Are You Recycling or Just Wish-Cycling?
by Liza Semenova
We all know the slogan: Reduce. Reuse. Recycle. As it turns out, not all recycling is created equal. Have you ever put something in your recycling bin, unsure if it was the right decision? That’s called wish-cycling.
While wish-cycling has good intentions, it can often do more harm than good, resulting in slowing down the sorting process and contaminating batches of actually recyclable materials meaning more ends up in the landfills. It may be a straw, a package, or grocery bag - but small amounts of wish-cycling can add up to something much bigger. The United States already produces one of the highest amounts of waste in the world. In 2018, the United States’ waste totaled 292.4 million tons, of which about only 69 million tons
What can you do about wish-cycling?
Learn your local community rules and guidelines around recycling. Each town has its own specifications that usually apply to what is and is not recyclable in your area. Just visit the municipal website or contact your local waste authority to understand the rules and regulations for your town.
Another helpful way to avoid wish-cycling is to “stick with the six” categories of items that tend to most often be fully recyclable. Make sure any packaging you recycle is clean and dry in order to be properly recycled. The most common culprits of contamination are greasy pizza boxes and plastic bags, which get stuck in the storing machines. That means ditching the plastic bags, even the ones in your bin.
“Stick with the Six”
- Flattened Cardboard
- Plastic Bottles and Containers
- Glass Bottles and Jars
- Metal Food and Beverage Cans
- Food and Beverage Cartons
Know your Numbers
If you’ve ever taken a close look at your containers, chances are you’ve seen a number tucked into the recycling symbol. These numbers correspond to the type of plastic used, and can give you more information on what’s recyclable and what should go in the trash.
#1 - Polyethylene terephthalate (PET or PETE): Most single-use beverage containers are made with this form of plastic. It’s easily recyclable when it comes to the bottles, but it’s best to throw the caps in the trash unless the packaging says otherwise.

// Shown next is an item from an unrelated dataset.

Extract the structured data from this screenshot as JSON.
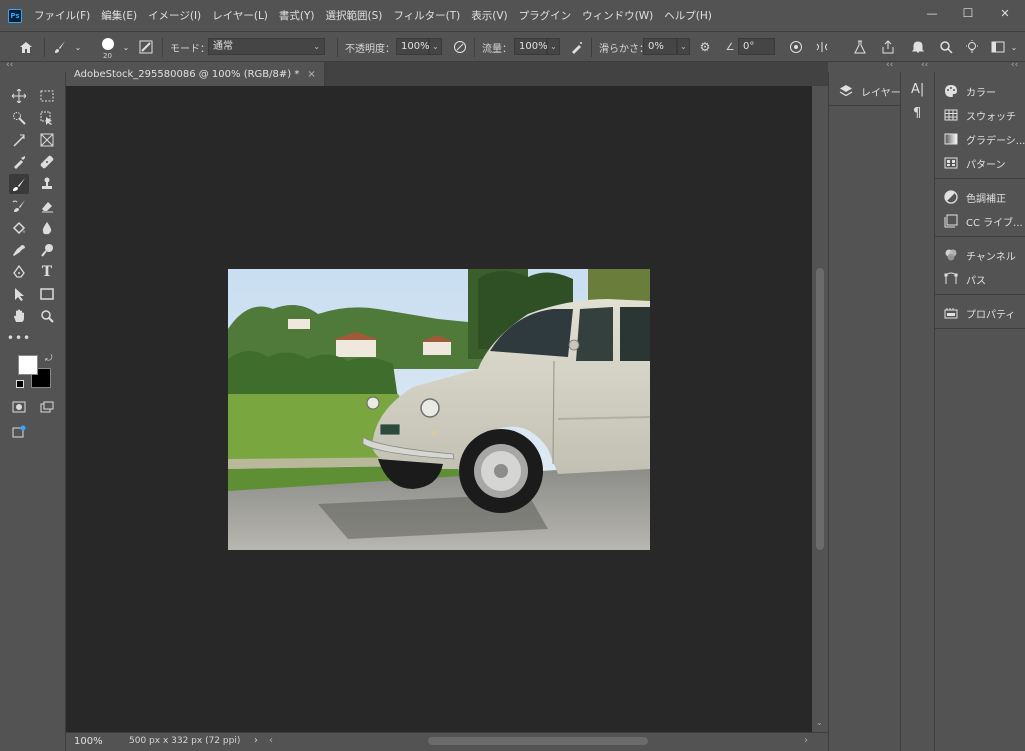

#2 - High Density Polyethylene (HDPE): Another common plastic that you’ll find in items like milk jugs or laundry detergent. This one is a-okay to place with your recyclables.
#3 - Polyvinyl Chloride (PVC) or Vinyl (V): These durable and weather-resistant materials are often used for windows, piping and even shampoo bottles. They’re also a red flag, being rarely recyclable.
#4 - Low Density Polyethylene (LDPE): This flexible plastic has not historically been accepted by recycling programs, but that’s beginning to change. For now, stick to tossing out this type packaging, which you’ll find in toothpaste and frozen food packaging.
#5 - Polypropylene (PP): Because of its high melting point, PP is often used for liquid containers, like yogurt, syrup bottles and straws. Some programs do accept PP, but throw any loose container caps into the trash.
#6 - Polystyrene (PS): You’ll commonly find PS as styrofoam; it’s most often used for foam or rigid materials. If you guessed this material is not recyclable, you’d be correct. PS packaging like some egg cartons, disposable plates and cups can go right in the trash.
#7 - Other or Miscellaneous: There are many other types of plastics out there that don’t necessarily fit into any of the 6 categories listed above. Generally, these items (such as DVDs and iPods) aren’t recyclable, but make sure to check your local guidelines.
You can find more information on decoding recycling symbols here.
Ultimately the best thing to do is to move-away as much as possible from single-use plastics. Heading out for the day? Grab your personal water bottle and fill it up so you don’t have to purchase on the go. Move those reusable shopping bags from your trunk and into the checkout lane. Trade Ziploc bags for a more sustainable option like Stasher bags. And when in doubt? Throw it out.